A multi-disciplinary artist, Jeremy Quiroga from Seattle, Washington, will focus on creating three-dimensional sculpture forms in metal. Quiroga started acting as a child and has gone on to perform American Sign Language literature professionally on a national scale. He has been involved in both theater and film projects.
He earned a master’s degree in metal sculpture from the School for American Crafts and now pursues a passion for art in all its forms — particularly as a celebration of American Sign Language. He pointed out that the ASL sign for whale is the Y handshape, and a deer head with antlers is the sign for deer. Similar forms convey horse and bird.
He will sculpt designs in clay then pour them in bronze or fire them in pottery.
Born and reared in Michigan’s Upper Peninsula, Raymond Luczak lost much of his hearing at age 8 months due to illness.
He graduated from Houghton (Michigan) High School in 1984 then moved to Washington, D.C., to attend Gallaudet University, where he learned ASL.

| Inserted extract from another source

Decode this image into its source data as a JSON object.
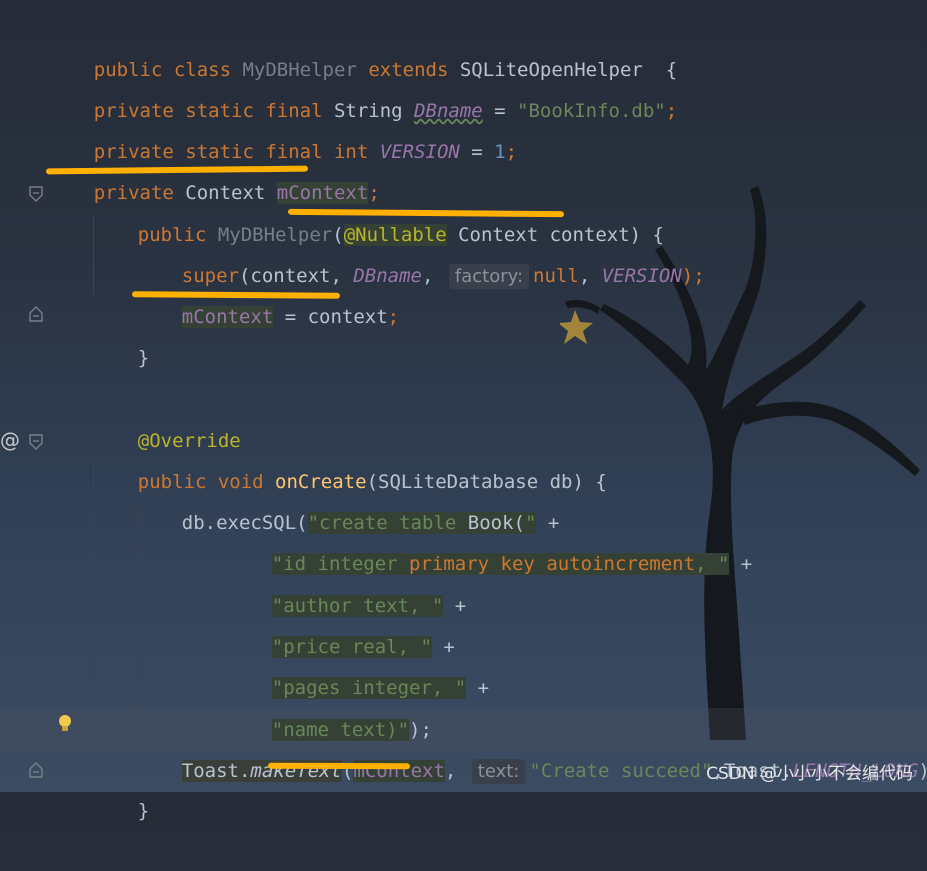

Luczak spent the next 17 years in New York City as a writer and playwright focusing on the deaf experience in America, achieving success on the national scene, including three Pushcart Prize nominations. He has had 19 plays performed in three countries, and has directed three films.
Luczak, who moved to Minneapolis in 2005, is working on a collection titled “The Language of Home: Stories.”
While at Tower View he hopes to complete one new story a week and to rethink his approach to the collection.
He said the new stories likely will reflect recent changes in the way the deaf and signing communities view themselves, and the concept of community today.
A Gallaudet graduate now working on a master’s in English at the University of Texas-Austin, Rachel Mazique is an emerging scholar in the field of deaf literature. She will be working on her dissertation on texts and deaf literature seen through a human rights framework. As part of her research, she is focusing on five American and five British texts/scholarly sources.
Mazique also teaches at the University of Texas, including two popular courses she designed: “Disability in Pop Culture” and “Literature, Visual Culture and Deaf Studies.” She was cited for excellence in teaching. She is co-managing editor of the Journal for Undergraduate Multimedia Projects and a former Ambassador to the National Association for the Deaf.
A native of Madison, Wisconsin, poet Lilah Katcher has been writing poetry since elementary school. She worked with nonprofit and government organizations for many years, then chose to return as a student to Gallaudet University in Washington, D.C., to continue studying all forms of writing.
Katcher finds inspiration in nature, travel and the arts. She has studied French Sign Language in France, and currently is exploring connections between visual arts and poetry — specific paintings and poems — while she completes her degree work in English and French. While in Red Wing she plans to produce new poems.